MNCS Elementary students share their work with a visitor from the Institute of Project-Based Learning in Japan.

Taking time to create a community of learners who work together does not take away from learning content, and fosters greater ability to collaborate and interact with others. Not only advisor/teachers, but also other students and the greater community. Students learn to collaborate, respect other’s opinions and interests, become more willing to help others, and learn to express themselves well.

Project-based and place-based learning does not mean there is no rigor. They actually allow students to go deeper than the shallow course-based curricula of many high schools. Abstract exercises of the mind without authentic context do not lead to deep learning. Important skills and content are best developed along with contextual learning, such as happen in project-based learning. Rigor is involved with students learning what they are interested in, and core knowledge is inherent in real-world activities of project-based learning.

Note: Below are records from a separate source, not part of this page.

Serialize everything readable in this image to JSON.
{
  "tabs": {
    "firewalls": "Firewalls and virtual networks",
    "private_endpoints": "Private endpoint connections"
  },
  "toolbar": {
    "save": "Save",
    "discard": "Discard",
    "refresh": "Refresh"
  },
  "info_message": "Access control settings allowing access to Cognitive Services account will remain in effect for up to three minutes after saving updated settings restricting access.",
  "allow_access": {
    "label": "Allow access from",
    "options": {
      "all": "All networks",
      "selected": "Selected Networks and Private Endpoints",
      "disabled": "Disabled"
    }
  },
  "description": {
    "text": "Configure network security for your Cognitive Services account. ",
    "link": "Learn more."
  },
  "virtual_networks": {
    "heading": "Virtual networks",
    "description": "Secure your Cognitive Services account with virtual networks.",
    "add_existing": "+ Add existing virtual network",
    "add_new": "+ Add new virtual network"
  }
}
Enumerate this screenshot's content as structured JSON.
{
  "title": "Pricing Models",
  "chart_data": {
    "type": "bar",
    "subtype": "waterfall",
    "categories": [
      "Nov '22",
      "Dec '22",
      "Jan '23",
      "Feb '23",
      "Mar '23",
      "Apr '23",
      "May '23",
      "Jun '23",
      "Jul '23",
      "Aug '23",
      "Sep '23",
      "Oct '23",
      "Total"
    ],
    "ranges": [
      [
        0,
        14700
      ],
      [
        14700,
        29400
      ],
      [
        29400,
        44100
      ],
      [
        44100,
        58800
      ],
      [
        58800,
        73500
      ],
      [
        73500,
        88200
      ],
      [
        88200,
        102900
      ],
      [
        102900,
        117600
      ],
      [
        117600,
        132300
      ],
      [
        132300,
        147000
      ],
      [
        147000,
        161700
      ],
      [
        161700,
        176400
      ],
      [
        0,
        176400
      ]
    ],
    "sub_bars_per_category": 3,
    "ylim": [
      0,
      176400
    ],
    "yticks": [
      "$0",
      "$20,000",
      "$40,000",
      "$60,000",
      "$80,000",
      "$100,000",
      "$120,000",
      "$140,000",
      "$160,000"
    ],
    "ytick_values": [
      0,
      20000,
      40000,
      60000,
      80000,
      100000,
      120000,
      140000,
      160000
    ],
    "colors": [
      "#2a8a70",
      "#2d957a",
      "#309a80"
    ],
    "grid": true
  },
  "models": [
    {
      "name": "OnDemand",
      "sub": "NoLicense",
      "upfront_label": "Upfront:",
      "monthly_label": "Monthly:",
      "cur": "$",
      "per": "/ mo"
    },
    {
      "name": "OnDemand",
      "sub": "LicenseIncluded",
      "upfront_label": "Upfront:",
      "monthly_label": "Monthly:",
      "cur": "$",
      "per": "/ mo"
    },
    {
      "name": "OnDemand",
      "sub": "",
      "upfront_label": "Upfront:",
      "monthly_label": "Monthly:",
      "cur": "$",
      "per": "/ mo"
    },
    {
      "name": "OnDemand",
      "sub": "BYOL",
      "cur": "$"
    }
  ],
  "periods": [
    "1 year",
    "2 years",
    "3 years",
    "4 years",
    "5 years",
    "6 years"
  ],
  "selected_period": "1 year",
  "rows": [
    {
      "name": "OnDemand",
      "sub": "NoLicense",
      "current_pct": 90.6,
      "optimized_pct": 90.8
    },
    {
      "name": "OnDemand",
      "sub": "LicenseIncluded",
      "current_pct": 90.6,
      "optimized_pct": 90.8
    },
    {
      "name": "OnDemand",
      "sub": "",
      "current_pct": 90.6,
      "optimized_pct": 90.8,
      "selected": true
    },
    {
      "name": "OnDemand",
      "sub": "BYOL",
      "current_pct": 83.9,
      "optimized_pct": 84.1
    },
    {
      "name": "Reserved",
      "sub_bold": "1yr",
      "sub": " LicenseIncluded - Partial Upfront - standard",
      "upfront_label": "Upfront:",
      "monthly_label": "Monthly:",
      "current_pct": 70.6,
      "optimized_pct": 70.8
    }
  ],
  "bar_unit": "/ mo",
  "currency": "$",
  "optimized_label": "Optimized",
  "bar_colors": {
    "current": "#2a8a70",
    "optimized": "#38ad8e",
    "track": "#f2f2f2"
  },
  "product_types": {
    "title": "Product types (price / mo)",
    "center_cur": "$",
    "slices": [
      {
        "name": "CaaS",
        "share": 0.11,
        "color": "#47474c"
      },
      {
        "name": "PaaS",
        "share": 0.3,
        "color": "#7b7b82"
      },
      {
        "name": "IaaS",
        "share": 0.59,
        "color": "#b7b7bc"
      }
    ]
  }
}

When asked how do we transform a school to where students are socially and emotionally engaged, and how can they institute project-based learning, I always start with “change the relationships!” Change how teachers interact with students. Give them more autonomy, let them study what interests them, learn what is their preferred learning style and how they best perform, so as to allow intrinsic motivation. Allow students to do independent learning, interact more, and do more outside of school. Require more adult-like behavior from them, with academic and personal support, and do so where there is no “us-against-them” mentality. And if it takes changing the whole structure of how school is done, then do it! But always remember that you must change the relationships; that is the number one priority.